Commercial Real Estate, Buying vs. Leasing
A common question among business owners is often whether to lease or buy a property for their real estate needs. It’s important to do an in-depth financial analysis, which can include an NPV (Net Present Value) method or an IRR (Internal Rate of Return) method to calculate the difference in cash flow between the two options.
Some questions to consider during the decision making process may include:
- Do you expect the size of your physical business needs to change?
- Do you want to deal with maintaining a property?
- Can you afford to tie up liquid capital in commercial real estate?
- Do you want the flexibility of a lease or the stability of a mortgage?
- What are local commercial real estate trends?
You may want to consider some of the following pros and cons of each:
Owners sometimes find a property that offers more space than they can utilize at the current time in their business. The additional space can be leased to provide a secondary stream of income. However, becoming a landlord to other tenants may take away from your main business focus and become more of a hassle or a burden.
Ownership builds equity but you’ll have a loss of liquidity with money tied up in the property. There also are higher upfront costs required with property due diligence, down payment and closing costs in purchasing. While leasing costs might include attorney’s fees, security deposit and possible tenant improvements, the upfront outlay of funds would be substantially less than that of purchasing. The monthly cost of leasing may be more expensive, but gives you more financial flexibility to use cash to invest in your business.
Ownership allows you to take advantage of asset appreciation. Familiarity with the local real estate trends is important to help predict the likeliness of appreciation in value. Market trends change and there is always a chance of a capital loss though if there is a decline in property value and is a risk of ownership. This is not something that needs to be considered when leasing.
If you own it, you control it. You can make changes as needed within the property to work with your business needs. You also have financial control with fixed mortgage payments. You can control the exterior appearance of the site and you have some control over costs associated with the property. If you lease, the control of the property amenities, other tenants, management, etc. lies with the owner.
Leasing allows you to focus solely on your business and not have to worry about managing a property, maintenance costs and other issues that might arise and distract you from your business.
Leasing gives you flexibility in lease terms, often between 3-10 years. This allows you to move more easily as your business expands or changes.
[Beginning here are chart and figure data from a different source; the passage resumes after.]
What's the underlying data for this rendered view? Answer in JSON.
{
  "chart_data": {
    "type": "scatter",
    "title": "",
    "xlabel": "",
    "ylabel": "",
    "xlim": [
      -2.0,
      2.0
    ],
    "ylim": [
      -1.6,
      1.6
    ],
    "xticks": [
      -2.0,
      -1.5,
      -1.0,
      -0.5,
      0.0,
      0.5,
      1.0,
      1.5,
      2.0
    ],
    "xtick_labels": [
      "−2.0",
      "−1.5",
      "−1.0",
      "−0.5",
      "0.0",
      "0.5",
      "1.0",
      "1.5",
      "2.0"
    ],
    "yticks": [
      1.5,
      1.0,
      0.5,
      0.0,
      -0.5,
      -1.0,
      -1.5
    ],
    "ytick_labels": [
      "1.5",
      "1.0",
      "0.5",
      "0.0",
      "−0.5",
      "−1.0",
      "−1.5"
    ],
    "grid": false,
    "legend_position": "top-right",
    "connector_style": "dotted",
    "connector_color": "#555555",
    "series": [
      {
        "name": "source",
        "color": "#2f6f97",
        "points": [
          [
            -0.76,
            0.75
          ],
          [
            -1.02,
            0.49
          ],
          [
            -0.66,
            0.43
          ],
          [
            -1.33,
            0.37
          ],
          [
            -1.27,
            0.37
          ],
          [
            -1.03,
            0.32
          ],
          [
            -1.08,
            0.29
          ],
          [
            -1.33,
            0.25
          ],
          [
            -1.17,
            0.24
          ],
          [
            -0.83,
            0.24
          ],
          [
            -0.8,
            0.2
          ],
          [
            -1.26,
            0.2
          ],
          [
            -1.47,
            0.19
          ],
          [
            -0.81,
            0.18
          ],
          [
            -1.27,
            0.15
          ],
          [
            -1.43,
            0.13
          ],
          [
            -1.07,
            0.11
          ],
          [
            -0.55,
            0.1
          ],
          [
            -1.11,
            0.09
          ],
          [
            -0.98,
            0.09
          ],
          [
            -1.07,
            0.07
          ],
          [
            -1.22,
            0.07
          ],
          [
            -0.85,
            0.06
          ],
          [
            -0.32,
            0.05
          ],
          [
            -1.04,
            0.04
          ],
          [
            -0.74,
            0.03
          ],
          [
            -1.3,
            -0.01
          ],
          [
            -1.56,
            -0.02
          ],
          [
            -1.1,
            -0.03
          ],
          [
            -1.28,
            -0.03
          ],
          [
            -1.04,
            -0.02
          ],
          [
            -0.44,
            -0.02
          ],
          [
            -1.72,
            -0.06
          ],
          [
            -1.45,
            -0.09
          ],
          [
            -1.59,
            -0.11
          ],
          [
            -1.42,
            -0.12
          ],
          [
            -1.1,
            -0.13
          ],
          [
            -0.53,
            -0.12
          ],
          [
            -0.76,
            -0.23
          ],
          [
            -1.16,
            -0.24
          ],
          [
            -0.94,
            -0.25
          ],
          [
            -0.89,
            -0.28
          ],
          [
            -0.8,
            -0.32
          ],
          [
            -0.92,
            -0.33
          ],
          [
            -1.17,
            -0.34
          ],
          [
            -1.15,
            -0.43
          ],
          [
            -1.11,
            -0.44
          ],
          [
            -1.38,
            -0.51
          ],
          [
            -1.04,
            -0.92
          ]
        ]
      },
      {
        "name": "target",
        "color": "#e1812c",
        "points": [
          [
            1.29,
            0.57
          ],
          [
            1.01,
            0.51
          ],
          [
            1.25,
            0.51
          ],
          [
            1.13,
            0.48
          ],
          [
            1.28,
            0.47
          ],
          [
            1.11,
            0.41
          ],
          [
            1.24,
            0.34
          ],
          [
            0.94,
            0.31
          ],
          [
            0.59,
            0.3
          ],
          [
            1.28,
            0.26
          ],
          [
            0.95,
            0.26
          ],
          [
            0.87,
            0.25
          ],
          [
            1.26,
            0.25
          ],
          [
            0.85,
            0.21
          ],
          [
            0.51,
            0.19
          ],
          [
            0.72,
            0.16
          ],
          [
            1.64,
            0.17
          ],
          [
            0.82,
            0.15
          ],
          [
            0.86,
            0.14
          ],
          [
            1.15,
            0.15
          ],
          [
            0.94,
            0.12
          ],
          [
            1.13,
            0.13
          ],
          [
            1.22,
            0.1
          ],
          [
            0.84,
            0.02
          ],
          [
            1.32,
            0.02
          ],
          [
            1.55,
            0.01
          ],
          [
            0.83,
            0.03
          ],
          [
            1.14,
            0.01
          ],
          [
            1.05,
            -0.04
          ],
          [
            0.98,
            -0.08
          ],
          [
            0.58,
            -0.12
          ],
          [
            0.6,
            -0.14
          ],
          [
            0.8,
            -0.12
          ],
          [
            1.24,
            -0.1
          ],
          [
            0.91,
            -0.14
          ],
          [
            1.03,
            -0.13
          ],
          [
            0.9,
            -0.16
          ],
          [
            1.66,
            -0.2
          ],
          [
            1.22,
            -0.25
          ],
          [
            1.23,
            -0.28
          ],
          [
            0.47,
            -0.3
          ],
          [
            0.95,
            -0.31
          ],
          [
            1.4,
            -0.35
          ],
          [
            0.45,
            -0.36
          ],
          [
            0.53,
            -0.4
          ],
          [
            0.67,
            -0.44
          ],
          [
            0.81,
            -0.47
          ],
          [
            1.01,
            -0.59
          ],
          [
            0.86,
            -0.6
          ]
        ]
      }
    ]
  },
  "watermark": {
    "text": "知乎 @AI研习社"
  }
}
There are different tax breaks for both owners and tenants. Owners can deduct interest, depreciation and non-mortgage related expenses. Tenants may be able to deduct lease payments, property insurance, taxes, utilities and maintenance. A tax professional should be consulted as tax laws are continually changing.
As with other business decisions, there are advantages and disadvantages to either Buying or Leasing. Finding a knowledgeable Commercial Real Estate Broker to help you navigate through some of these questions may help make your decision easier.